Raw Shellfish Linked to Severe Vibrio Outbreak in Connecticut

Raw shellfish is linked to a severe Vibrio outbreak in Connecticut, according to the Connecticut State Department of Public Health. Since July 1, 2023, three cases of Vibrio vulnificus have been reported. Those patients consumed raw shellfish or were exposed to salt or brackish water along Long Island Sound.

Raw Shellfish Linked to Severe Vibrio Outbreak in Connecticut

The patient age range is from 60 to 80 years of age. All three patients were hospitalized, and one died. One patient reported eating raw oysters from an out-of-state establishment that was not named in the press release. Two of the patients reported exposure to the water in Long Island Sound. Both of those patients had pre-existing open cuts or wounds or sustained wounds during these activities.

DPH Commissioner Manisha Juthani, MD, said in a statement, “The identification of these severe cases, including one fatality, due to V. vulnificus is concerning. People should consider the potential risk of consuming raw oysters and exposure to salt or brackish water and take appropriate precautions. Particularly during the hottest months of the summer, bacteria are more likely to overgrow and contaminate raw shellfish. Given our current heat wave, this may be a time to exercise particular caution in what you consume.”

Vibrio vulnificus ia a very rare illness, with no cases reported in 2022 and 2021, and five in 2020 in Connecticut.
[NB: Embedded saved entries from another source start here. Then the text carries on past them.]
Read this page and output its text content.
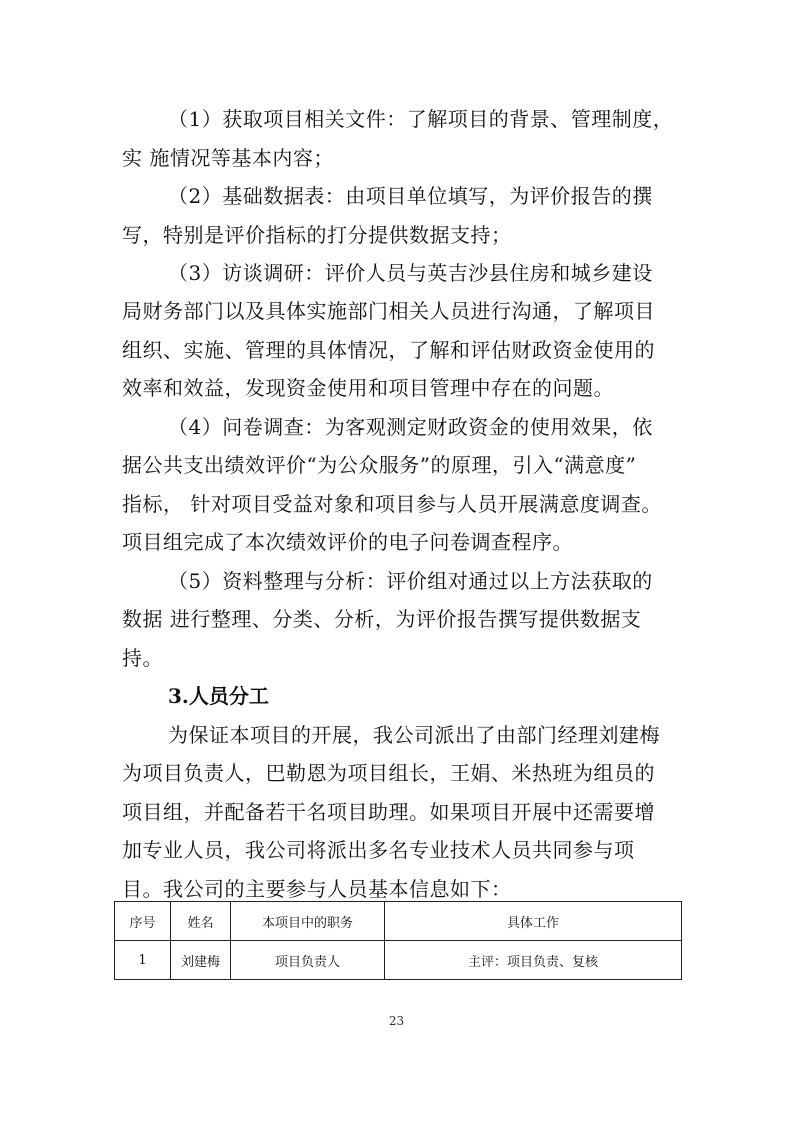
（1）获取项目相关文件：了解项目的背景、管理制度，
实 施情况等基本内容；
（2）基础数据表：由项目单位填写，为评价报告的撰
写，特别是评价指标的打分提供数据支持；
（3）访谈调研：评价人员与英吉沙县住房和城乡建设
局财务部门以及具体实施部门相关人员进行沟通，了解项目
组织、实施、管理的具体情况，了解和评估财政资金使用的
效率和效益，发现资金使用和项目管理中存在的问题。
（4）问卷调查：为客观测定财政资金的使用效果，依
据公共支出绩效评价“为公众服务”的原理，引入“满意度”
指标， 针对项目受益对象和项目参与人员开展满意度调查。
项目组完成了本次绩效评价的电子问卷调查程序。
（5）资料整理与分析：评价组对通过以上方法获取的
数据 进行整理、分类、分析，为评价报告撰写提供数据支
持。
3.人员分工
为保证本项目的开展，我公司派出了由部门经理刘建梅
为项目负责人，巴勒恩为项目组长，王娟、米热班为组员的
项目组，并配备若干名项目助理。如果项目开展中还需要增
加专业人员，我公司将派出多名专业技术人员共同参与项
目。我公司的主要参与人员基本信息如下：
序号	姓名	本项目中的职务	具体工作
1	刘建梅	项目负责人	主评：项目负责、复核
23
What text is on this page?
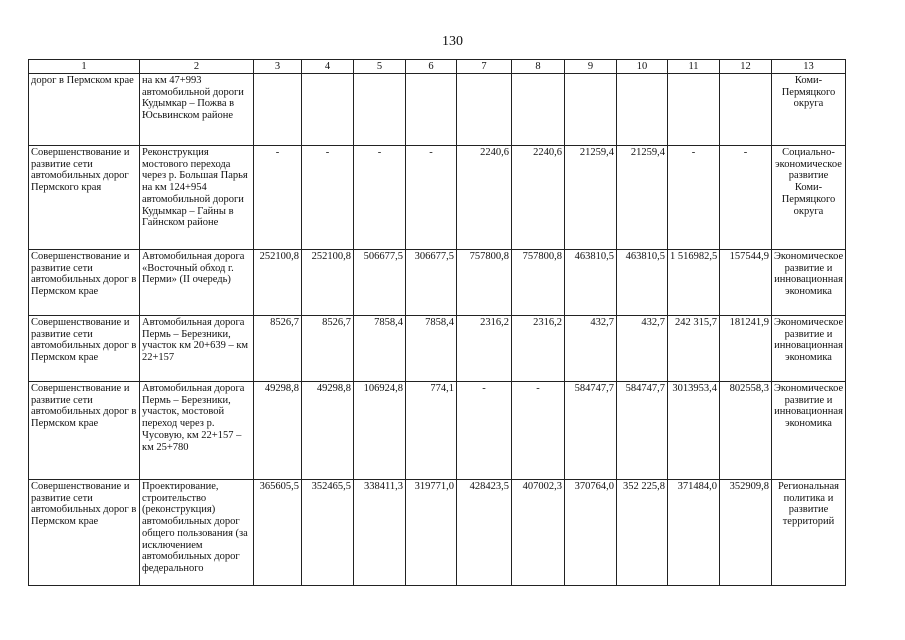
130
1	2	3	4	5	6	7	8	9	10	11	12	13
дорог в Пермском крае	на км 47+993 автомобильной дороги Кудымкар – Пожва в Юсьвинском районе											Коми-Пермяцкого округа
Совершенствование и развитие сети автомобильных дорог Пермского края	Реконструкция мостового перехода через р. Большая Парья на км 124+954 автомобильной дороги Кудымкар – Гайны в Гайнском районе	-	-	-	-	2240,6	2240,6	21259,4	21259,4	-	-	Социально-экономическое развитие Коми-Пермяцкого округа
Совершенствование и развитие сети автомобильных дорог в Пермском крае	Автомобильная дорога «Восточный обход г. Перми» (II очередь)	252100,8	252100,8	506677,5	306677,5	757800,8	757800,8	463810,5	463810,5	1 516982,5	157544,9	Экономическое развитие и инновационная экономика
Совершенствование и развитие сети автомобильных дорог в Пермском крае	Автомобильная дорога Пермь – Березники, участок км 20+639 – км 22+157	8526,7	8526,7	7858,4	7858,4	2316,2	2316,2	432,7	432,7	242 315,7	181241,9	Экономическое развитие и инновационная экономика
Совершенствование и развитие сети автомобильных дорог в Пермском крае	Автомобильная дорога Пермь – Березники, участок, мостовой переход через р. Чусовую, км 22+157 – км 25+780	49298,8	49298,8	106924,8	774,1	-	-	584747,7	584747,7	3013953,4	802558,3	Экономическое развитие и инновационная экономика
Совершенствование и развитие сети автомобильных дорог в Пермском крае	Проектирование, строительство (реконструкция) автомобильных дорог общего пользования (за исключением автомобильных дорог федерального	365605,5	352465,5	338411,3	319771,0	428423,5	407002,3	370764,0	352 225,8	371484,0	352909,8	Региональная политика и развитие территорий
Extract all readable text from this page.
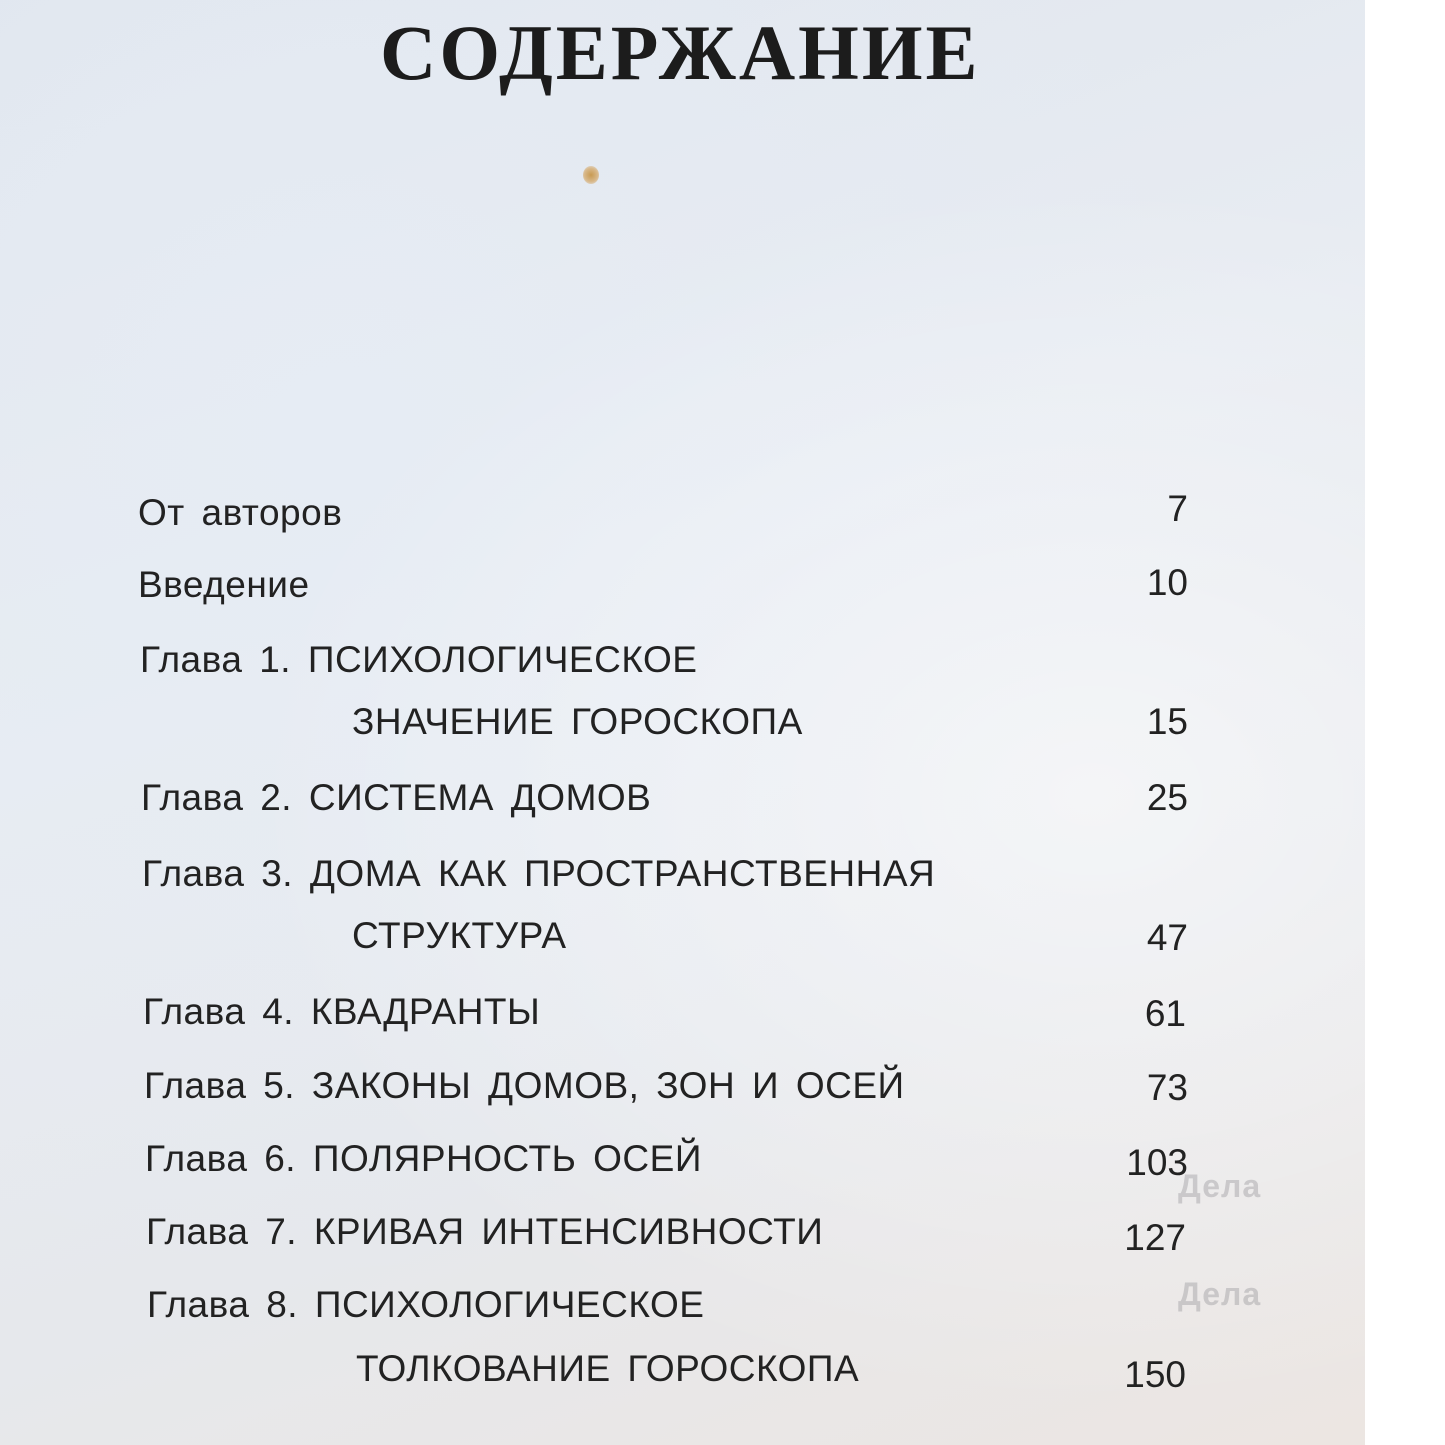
СОДЕРЖАНИЕ
Дела
Дела
От авторов	7
Введение	10
Глава 1. ПСИХОЛОГИЧЕСКОЕ
ЗНАЧЕНИЕ ГОРОСКОПА	15
Глава 2. СИСТЕМА ДОМОВ	25
Глава 3. ДОМА КАК ПРОСТРАНСТВЕННАЯ
СТРУКТУРА	47
Глава 4. КВАДРАНТЫ	61
Глава 5. ЗАКОНЫ ДОМОВ, ЗОН И ОСЕЙ	73
Глава 6. ПОЛЯРНОСТЬ ОСЕЙ	103
Глава 7. КРИВАЯ ИНТЕНСИВНОСТИ	127
Глава 8. ПСИХОЛОГИЧЕСКОЕ
ТОЛКОВАНИЕ ГОРОСКОПА	150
About one in five patients who contract this infection die.

Reduce your chance of getting sick with a Vibrio vulnifricus infection by avoiding eating raw or undercooked oysters and shellfish. Boil these foods until the shells open, and continue boiling for five minutes longer. Steamed shellfish should be steamed until the shells open, then steamed for nine minute longer. If you have a wound from a recent surgery, piercing, or tattoo, or a wound from an accident, stay out of saltwater or brackish water. This includes wading at the beach.

Symptoms of a Vibrio vulnificus infection from eating raw seafood include abrupt symptom onset and includes fever, chills, skin blisters, and a drop in blood pressure. Some people can suffer from nausea, vomiting, diarrhea, and abdominal pain.